The second workshop supported by the German Ministry of Foreign Affairs is on Environmental and Social Impact Assessment (ESIA) in Nigeria. This event holds on the 1st November, 2016. Since becoming a sovereign nation in 1960, Nigeria has acceded to a series of multilateral environmental agreements, with little local commitment to translating conference paper-work and signatures into practicalities on the ground at home. According to the Food and Agriculture Organisation of the United Nations (FAO), Nigeria had the highest rate of deforestation in the world in 2005. The country is presently among the lowest power generation countries in the world, and surprisingly far lower than many African countries, despite a status as one of the world’s largest oil producers.

In addition to ecologic and economic factors, the health indicators for Nigeria, scripted in National Strategic Health Development Plan (NSHDP) 2010-2015, are among the worst in the world. Nigeria shoulders 10% of the global disease burden. The life expectancy at birth is 47 years (National Demographic and Health Survey, NDHS). There are large variations of infant and child mortality across population sub-groups. In addition to impacts on our natural resource base, Nigerians may experience increased exposure to infectious diseases and water- and food-borne illness, according to the then Minister of Environment (December 2011), Hadiza Ibrahim Mailafia, within the  National Plan of Action on Climate Change for Nigeria (NASPA-CCN) 2012.

President Buhari’s signing of the Paris Agreement recently, on 22nd September, 2016, and his declaration that the impacts of climate change would be reversed in Nigeria, suggest that the nation’s economic growth must henceforth be driven by a suite of policies and governance mechanisms targeted at reducing carbon and ecological footprints. In principle, a low carbon economy appears to be desirable, but how exactly will Nigeria go about it, particularly as a comprehensive government blueprint of sequential plans of action on the subject is still non-existent? This perspective makes it difficult to re-invigorate international commitments on multilateral environmental and climate change agreements at the national level.
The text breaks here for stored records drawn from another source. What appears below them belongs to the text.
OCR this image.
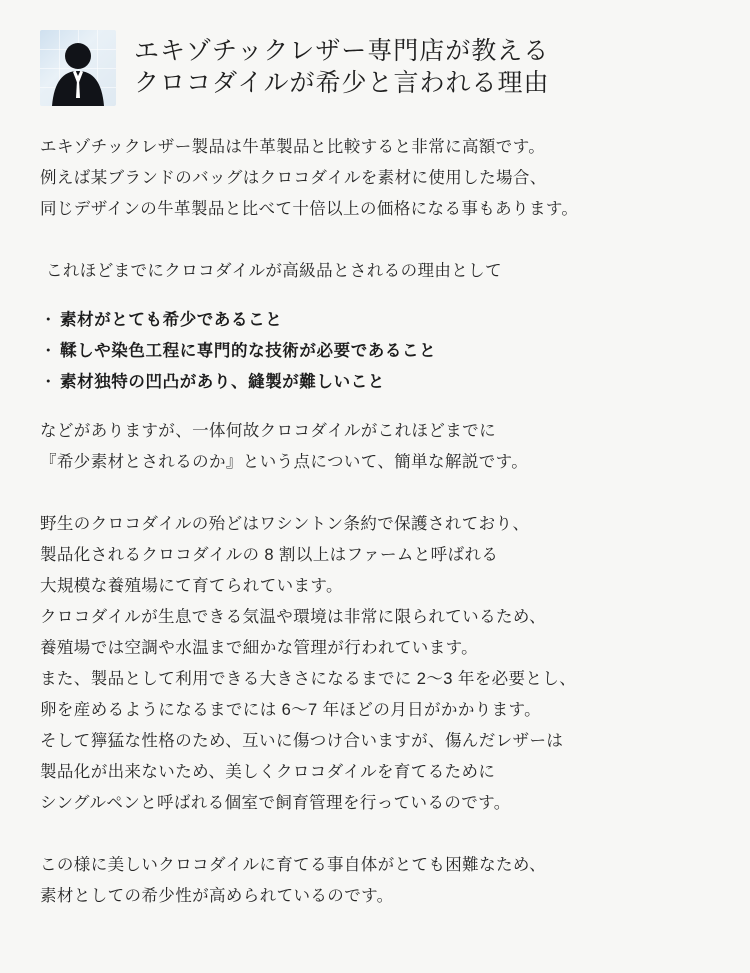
エキゾチックレザー専門店が教える
クロコダイルが希少と言われる理由
エキゾチックレザー製品は牛革製品と比較すると非常に高額です。
例えば某ブランドのバッグはクロコダイルを素材に使用した場合、
同じデザインの牛革製品と比べて十倍以上の価格になる事もあります。
これほどまでにクロコダイルが高級品とされるの理由として
・ 素材がとても希少であること
・ 鞣しや染色工程に専門的な技術が必要であること
・ 素材独特の凹凸があり、縫製が難しいこと
などがありますが、一体何故クロコダイルがこれほどまでに
『希少素材とされるのか』という点について、簡単な解説です。
野生のクロコダイルの殆どはワシントン条約で保護されており、
製品化されるクロコダイルの 8 割以上はファームと呼ばれる
大規模な養殖場にて育てられています。
クロコダイルが生息できる気温や環境は非常に限られているため、
養殖場では空調や水温まで細かな管理が行われています。
また、製品として利用できる大きさになるまでに 2〜3 年を必要とし、
卵を産めるようになるまでには 6〜7 年ほどの月日がかかります。
そして獰猛な性格のため、互いに傷つけ合いますが、傷んだレザーは
製品化が出来ないため、美しくクロコダイルを育てるために
シングルペンと呼ばれる個室で飼育管理を行っているのです。
この様に美しいクロコダイルに育てる事自体がとても困難なため、
素材としての希少性が高められているのです。
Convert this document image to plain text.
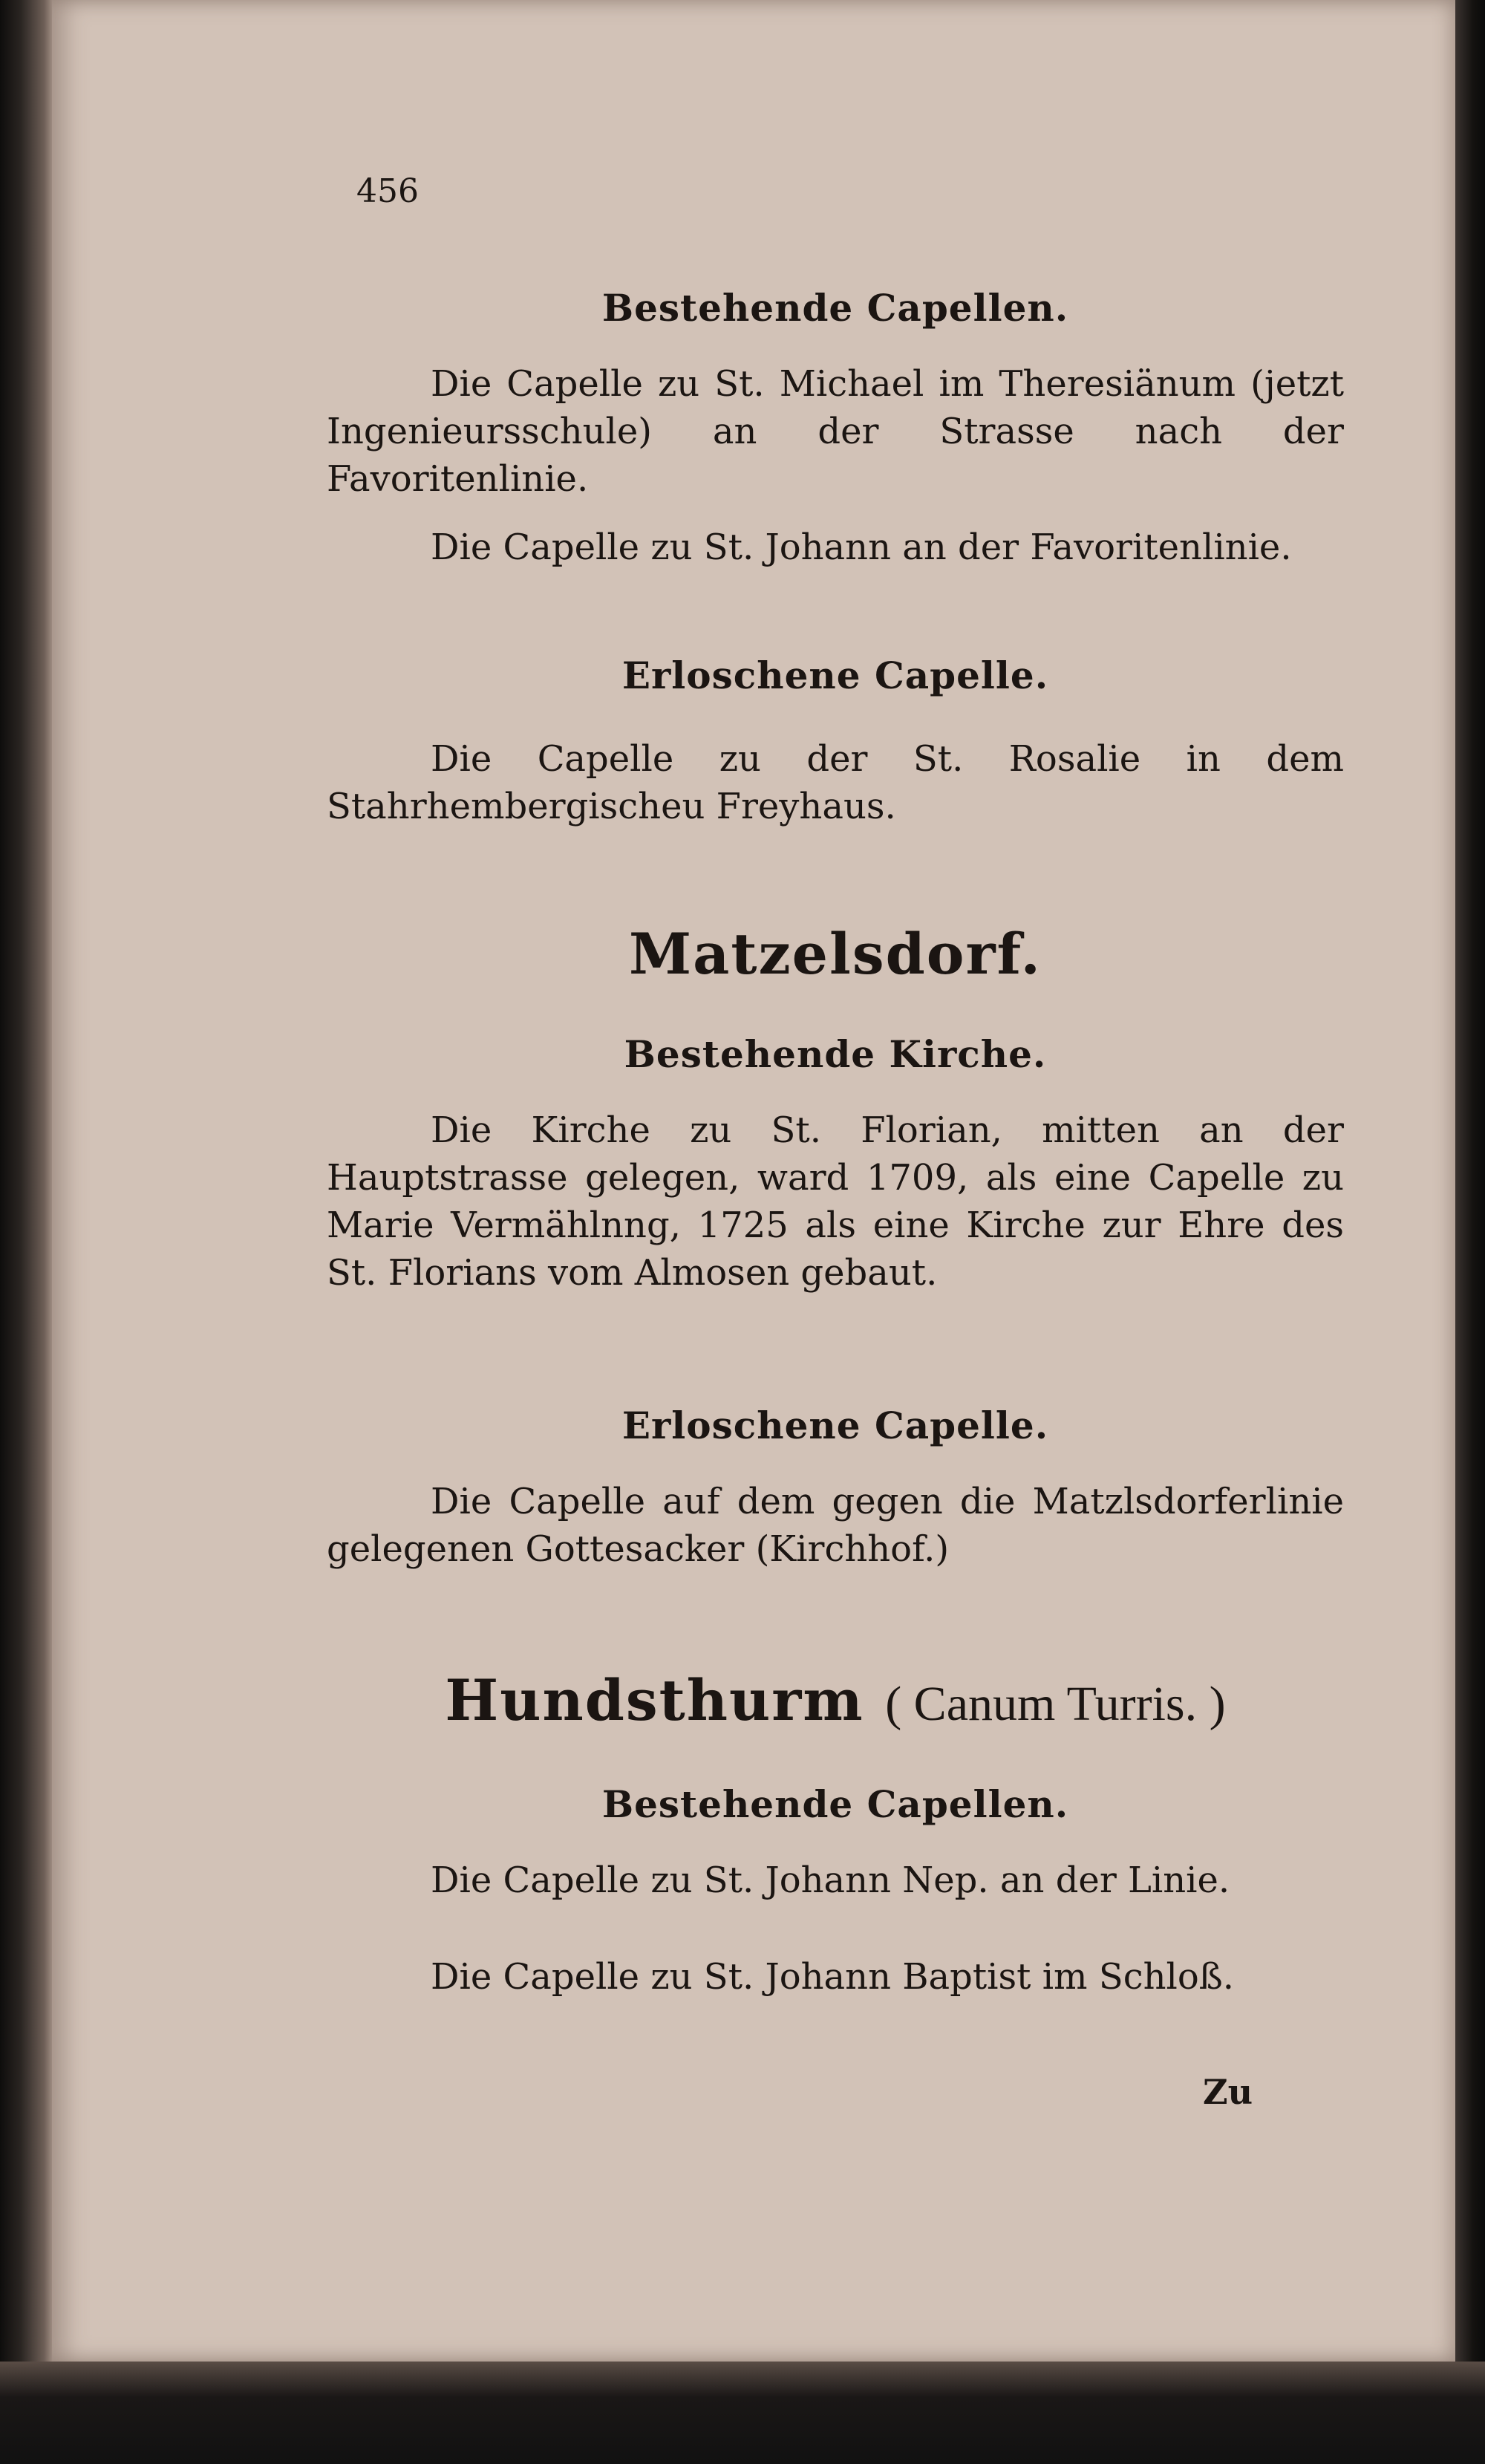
456
Bestehende Capellen.

Die Capelle zu St. Michael im Theresiänum (jetzt Ingenieursschule) an der Strasse nach der Favoritenlinie.

Die Capelle zu St. Johann an der Favoritenlinie.

Erloschene Capelle.

Die Capelle zu der St. Rosalie in dem Stahrhembergischeu Freyhaus.

Matzelsdorf.
Bestehende Kirche.

Die Kirche zu St. Florian, mitten an der Hauptstrasse gelegen, ward 1709, als eine Capelle zu Marie Vermählnng, 1725 als eine Kirche zur Ehre des St. Florians vom Almosen gebaut.

Erloschene Capelle.

Die Capelle auf dem gegen die Matzlsdorferlinie gelegenen Gottesacker (Kirchhof.)

Hundsthurm ( Canum Turris. )
Bestehende Capellen.

Die Capelle zu St. Johann Nep. an der Linie.

Die Capelle zu St. Johann Baptist im Schloß.

Zu
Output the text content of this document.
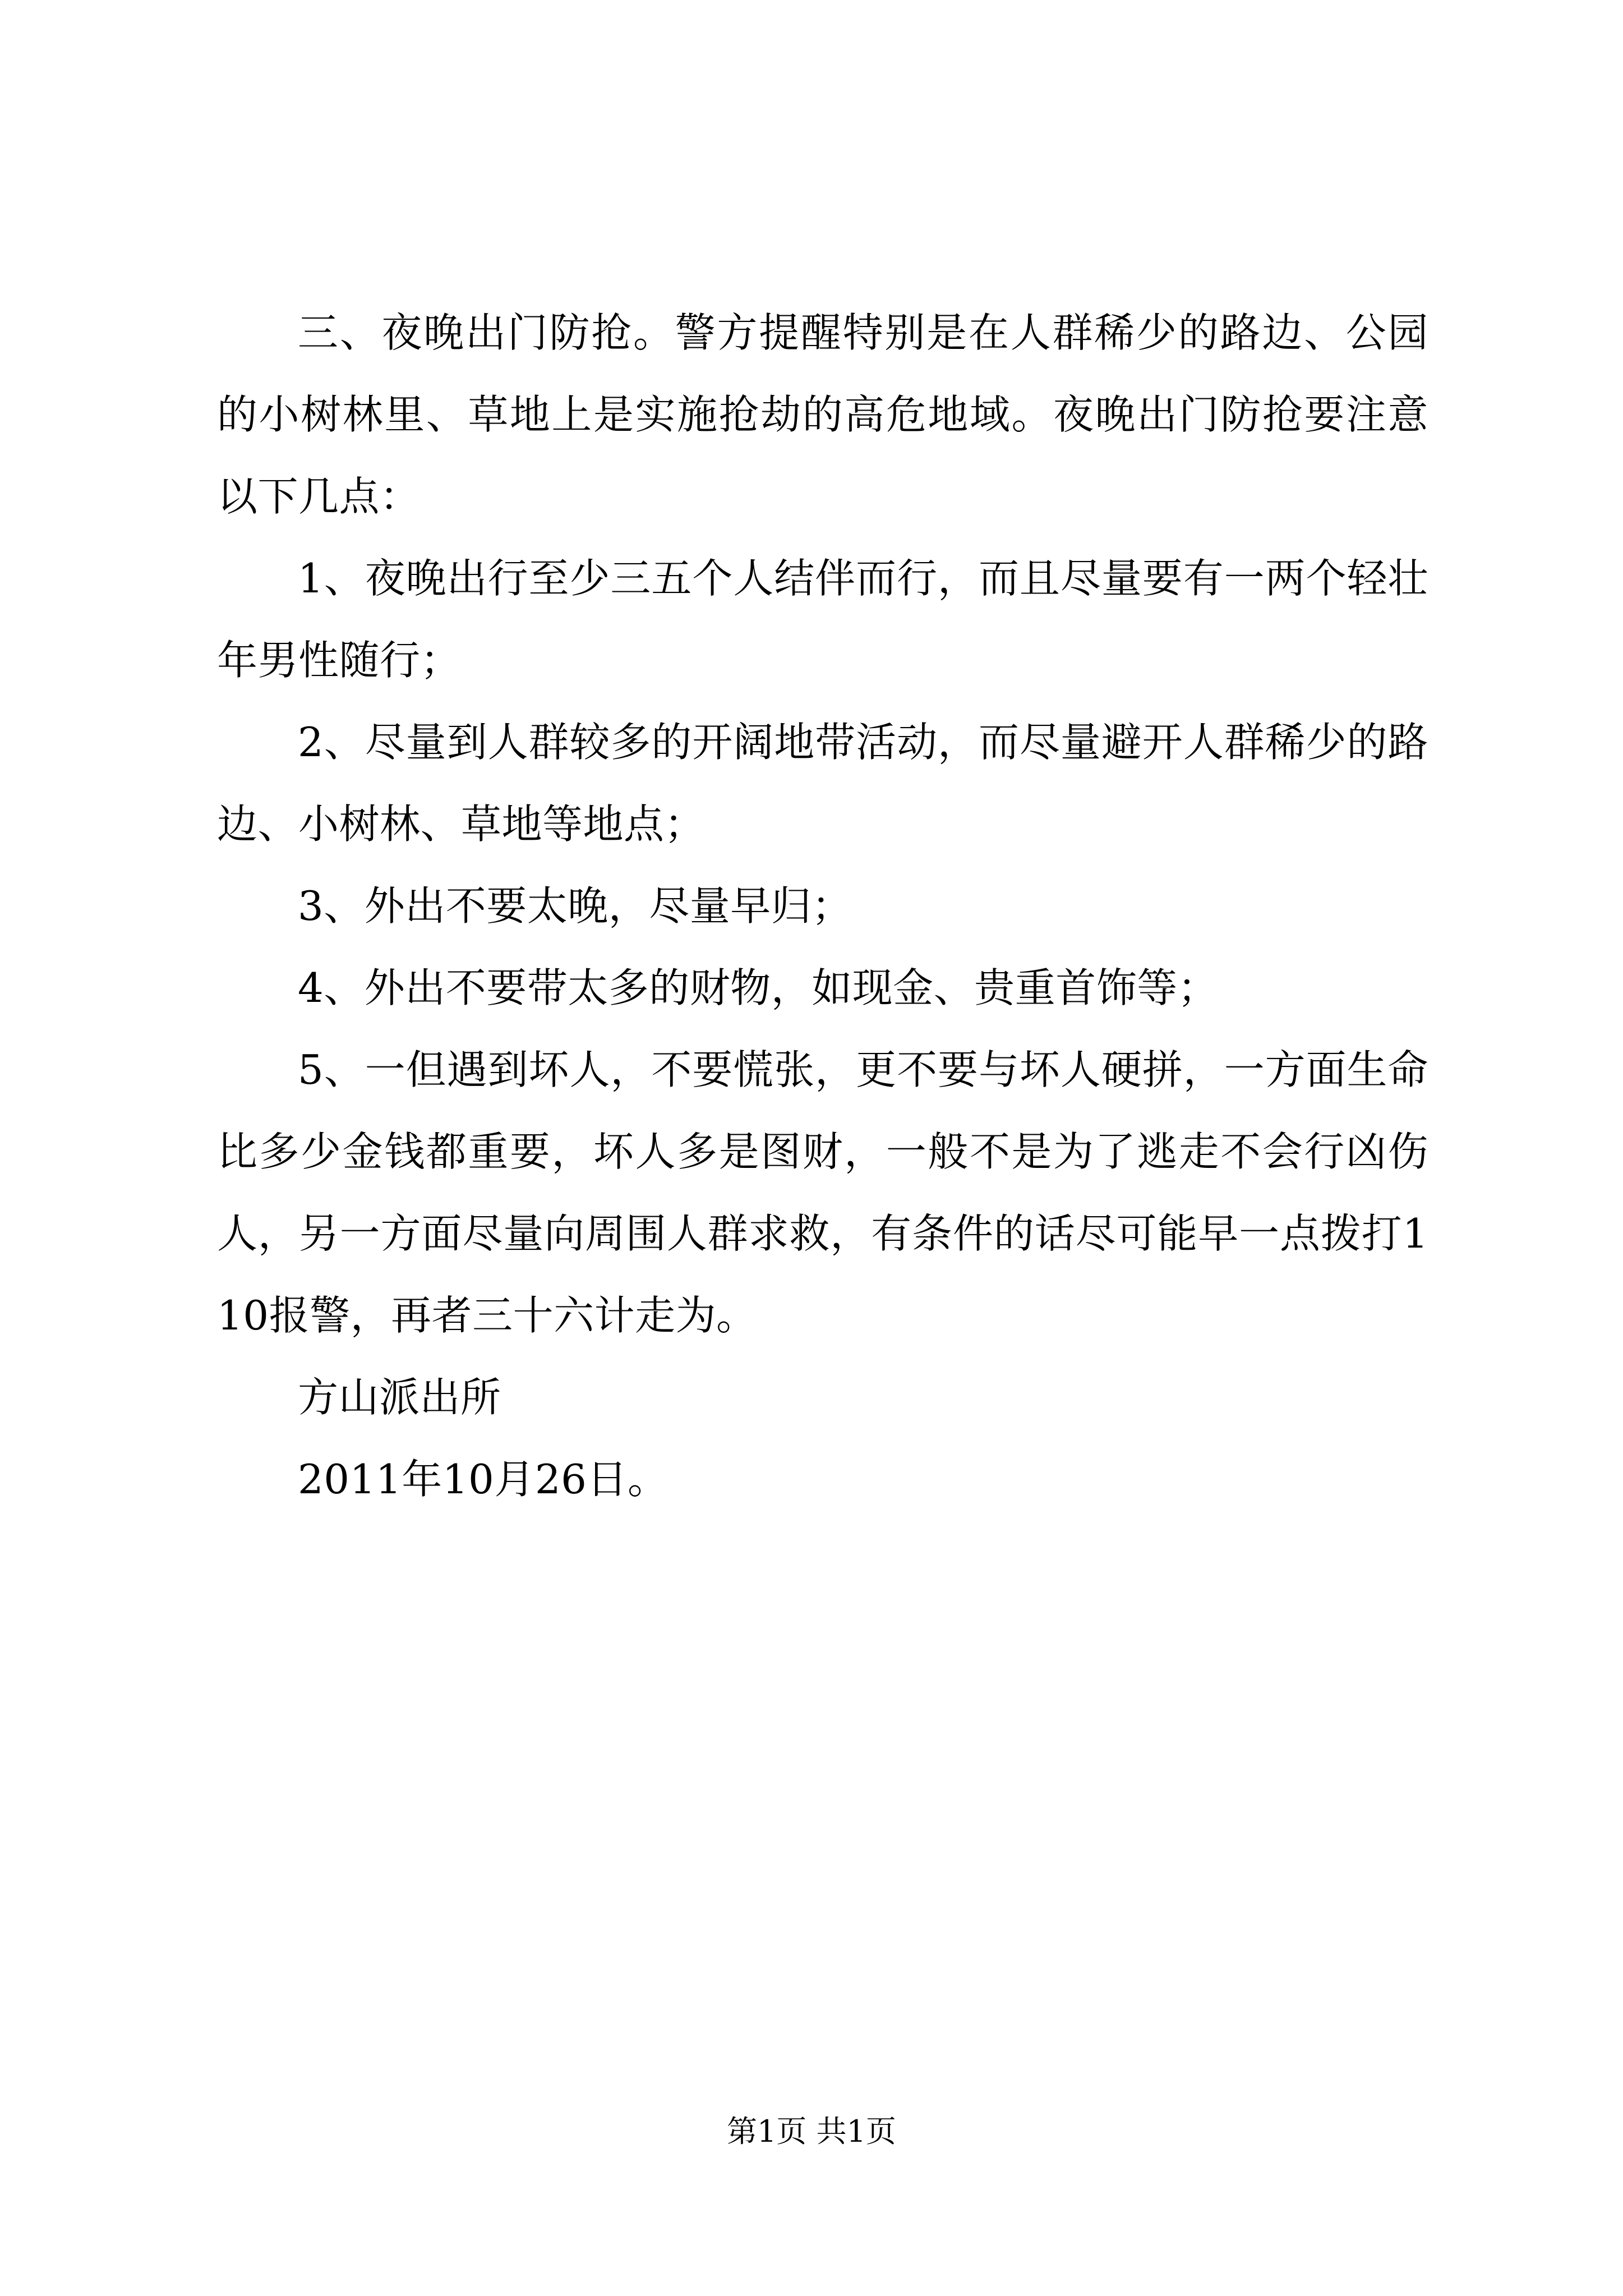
三、夜晚出门防抢。警方提醒特别是在人群稀少的路边、公园的小树林里、草地上是实施抢劫的高危地域。夜晚出门防抢要注意以下几点：

1、夜晚出行至少三五个人结伴而行，而且尽量要有一两个轻壮年男性随行；

2、尽量到人群较多的开阔地带活动，而尽量避开人群稀少的路边、小树林、草地等地点；

3、外出不要太晚，尽量早归；

4、外出不要带太多的财物，如现金、贵重首饰等；

5、一但遇到坏人，不要慌张，更不要与坏人硬拼，一方面生命比多少金钱都重要，坏人多是图财，一般不是为了逃走不会行凶伤人，另一方面尽量向周围人群求救，有条件的话尽可能早一点拨打110报警，再者三十六计走为。

方山派出所

2011年10月26日。

第1页 共1页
Are Nigerian businesses and their supportive banks, for example, committed to any forms of corporate environmental and social responsibilities? Do financial houses demand transparent and impeccable environmental and social impact assessments prior to making loans and other forms of financial support available to those construction companies clearing forests, draining wetlands and dredging coastal marine ecosystems?  Green economies need green forests. Who will clean up the lagoon at Lagos? The diffuse themes of this workshop are therefore coalesced and encapsulated in the simple question: How will environmental and social impact assessments, and ancillary land use regulations in Nigeria deliver the climate compatible development of a green economy? It raises wide but fundamental questions of baseline and situation analysis, innovations, projections and needs assessments; what has been, and what should be; diagnostic guidance and prognostic philosophy.